The blasts -- the first since the mid 1960s that Cubans could remember -- were apparently designed to hurt Cuba's tourism industry, but sparked widespread rumors that they were the work of an anti-Castro faction within the communist island's security services.

Raúl Ernesto Cruz León, the then 27-year-old who set off many of the bombs, was captured in 1997, tried in 1999 and sentenced to death by firing squad, although the government has now held off his execution for more than six years.

Another Salvadoran tied to the bombings, Otto René Rodríguez Llerena, also was condemned to death, and three Guatemalans arrested in a separate bombing plot received lengthy prison sentences.

Posada, nicknamed Bambi despite his fearsome history as a Bay of Pigs veteran, CIA explosives expert and Venezuelan political police commissioner, had been hiding in El Salvador since his escape from a Venezuelan prison while awaiting a retrial for the 1976 midair bombing of a Cuban jetliner that killed 73.

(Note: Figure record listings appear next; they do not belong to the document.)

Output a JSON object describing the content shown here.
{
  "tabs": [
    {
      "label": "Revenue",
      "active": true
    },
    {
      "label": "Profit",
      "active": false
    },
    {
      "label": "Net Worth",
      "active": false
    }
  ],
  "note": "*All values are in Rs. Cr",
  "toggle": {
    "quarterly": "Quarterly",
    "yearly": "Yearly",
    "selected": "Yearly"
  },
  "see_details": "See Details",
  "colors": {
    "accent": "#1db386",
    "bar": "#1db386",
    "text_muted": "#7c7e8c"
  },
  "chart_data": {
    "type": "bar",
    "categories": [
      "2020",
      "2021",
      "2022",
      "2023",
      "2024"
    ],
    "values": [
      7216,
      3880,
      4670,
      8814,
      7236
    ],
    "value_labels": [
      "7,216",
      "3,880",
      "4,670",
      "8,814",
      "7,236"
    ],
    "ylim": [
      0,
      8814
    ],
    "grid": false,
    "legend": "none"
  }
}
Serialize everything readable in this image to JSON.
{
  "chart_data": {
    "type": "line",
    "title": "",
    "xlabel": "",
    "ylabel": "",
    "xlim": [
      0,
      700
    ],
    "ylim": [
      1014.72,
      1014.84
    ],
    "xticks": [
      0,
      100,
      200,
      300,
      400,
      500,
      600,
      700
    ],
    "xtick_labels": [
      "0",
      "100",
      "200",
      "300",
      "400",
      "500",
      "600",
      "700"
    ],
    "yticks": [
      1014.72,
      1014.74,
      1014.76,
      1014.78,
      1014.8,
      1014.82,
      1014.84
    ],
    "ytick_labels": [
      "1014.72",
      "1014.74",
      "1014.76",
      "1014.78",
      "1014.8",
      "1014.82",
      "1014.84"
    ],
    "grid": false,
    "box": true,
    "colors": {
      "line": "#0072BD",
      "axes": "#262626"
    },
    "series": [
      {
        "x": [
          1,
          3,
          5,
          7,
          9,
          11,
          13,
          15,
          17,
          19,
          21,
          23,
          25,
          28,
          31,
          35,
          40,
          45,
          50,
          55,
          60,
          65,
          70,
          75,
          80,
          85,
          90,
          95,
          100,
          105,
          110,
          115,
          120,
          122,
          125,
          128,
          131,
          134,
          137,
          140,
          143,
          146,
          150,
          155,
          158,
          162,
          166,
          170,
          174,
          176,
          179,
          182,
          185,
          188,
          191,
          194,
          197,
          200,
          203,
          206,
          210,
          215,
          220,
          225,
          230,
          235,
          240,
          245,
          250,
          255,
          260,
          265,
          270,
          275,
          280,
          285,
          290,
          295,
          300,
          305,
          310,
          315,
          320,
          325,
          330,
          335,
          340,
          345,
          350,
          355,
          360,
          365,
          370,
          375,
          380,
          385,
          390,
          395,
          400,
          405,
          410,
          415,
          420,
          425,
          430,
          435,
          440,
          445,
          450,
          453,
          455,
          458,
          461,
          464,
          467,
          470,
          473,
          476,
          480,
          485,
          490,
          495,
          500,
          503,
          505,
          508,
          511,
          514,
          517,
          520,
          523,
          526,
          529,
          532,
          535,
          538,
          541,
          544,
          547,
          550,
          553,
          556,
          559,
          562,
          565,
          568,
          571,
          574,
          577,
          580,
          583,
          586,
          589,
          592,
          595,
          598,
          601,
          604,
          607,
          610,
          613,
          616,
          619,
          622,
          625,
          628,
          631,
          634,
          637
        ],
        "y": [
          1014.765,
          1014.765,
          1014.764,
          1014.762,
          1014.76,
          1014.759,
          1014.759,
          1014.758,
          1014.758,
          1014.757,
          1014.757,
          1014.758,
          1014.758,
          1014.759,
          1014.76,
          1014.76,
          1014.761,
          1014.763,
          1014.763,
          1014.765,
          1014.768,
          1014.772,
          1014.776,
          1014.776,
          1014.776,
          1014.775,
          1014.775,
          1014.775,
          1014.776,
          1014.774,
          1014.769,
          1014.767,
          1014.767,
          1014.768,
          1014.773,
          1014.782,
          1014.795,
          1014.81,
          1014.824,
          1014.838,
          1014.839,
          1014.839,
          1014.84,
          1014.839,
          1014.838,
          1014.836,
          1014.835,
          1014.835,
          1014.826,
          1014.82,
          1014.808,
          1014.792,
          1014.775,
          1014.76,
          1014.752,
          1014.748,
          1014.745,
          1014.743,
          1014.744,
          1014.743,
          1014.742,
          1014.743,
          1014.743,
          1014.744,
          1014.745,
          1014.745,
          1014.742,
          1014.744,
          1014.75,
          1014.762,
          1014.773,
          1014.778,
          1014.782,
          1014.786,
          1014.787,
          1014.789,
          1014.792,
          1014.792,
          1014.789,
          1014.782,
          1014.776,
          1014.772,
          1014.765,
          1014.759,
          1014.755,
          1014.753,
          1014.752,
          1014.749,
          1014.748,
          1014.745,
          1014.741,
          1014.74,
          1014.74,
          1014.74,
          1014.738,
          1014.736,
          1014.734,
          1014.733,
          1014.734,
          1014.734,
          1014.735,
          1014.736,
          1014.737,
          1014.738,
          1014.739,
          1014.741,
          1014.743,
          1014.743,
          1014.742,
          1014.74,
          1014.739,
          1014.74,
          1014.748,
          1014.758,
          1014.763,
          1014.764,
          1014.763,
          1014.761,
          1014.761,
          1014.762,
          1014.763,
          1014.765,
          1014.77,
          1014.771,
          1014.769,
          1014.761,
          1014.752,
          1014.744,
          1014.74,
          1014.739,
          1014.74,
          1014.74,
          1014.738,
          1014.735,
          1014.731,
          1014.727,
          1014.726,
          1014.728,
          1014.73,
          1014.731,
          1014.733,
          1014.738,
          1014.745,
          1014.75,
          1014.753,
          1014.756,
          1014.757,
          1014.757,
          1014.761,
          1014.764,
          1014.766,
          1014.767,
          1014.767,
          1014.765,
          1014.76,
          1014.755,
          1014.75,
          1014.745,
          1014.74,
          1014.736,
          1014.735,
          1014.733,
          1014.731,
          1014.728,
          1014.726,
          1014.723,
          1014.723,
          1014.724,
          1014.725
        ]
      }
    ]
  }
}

In his trial in 1999, Cruz Leon confessed to a half-dozen bombings but portrayed himself as a foolish youth who was deeply in debt when a Salvadoran friend, Francisco Chávez Abarca, offered him $14,400 to travel to Havana and carry out the string of bombings.

''I am not innocent, but I am sorry,'' he said.

Cruz testified that he had never met Posada. But Police Capt. Francisco Estrada testified that a Salvadoran travel agent had identified the man who picked up Cruz's airplane tickets to Cuba as a tall, older white male who mumbled when he spoke -- a description that perfectly fit Posada, whose jaw was shattered in an assassination attempt years earlier.

The Miami Herald first reported the Havana bombings -- the government there tried to keep the blasts under wraps -- and first linked them to Posada, reporting that the money had come from a small group of unidentified U.S.-based Cuban exiles.

Underlining the importance of the case, Cuba's Foreign Ministry invited all foreign diplomats in Havana to attend Cruz Leon's trial and issued visas to scores of U.S., Salvadoran and Guatemalan journalists to report on the unusually detailed and public proceedings that included presentations by forensic experts using computers, videos and laser pointers.

The trial was held in La Cabaña, a notorious 18th-century fortress overlooking the Havana harbor.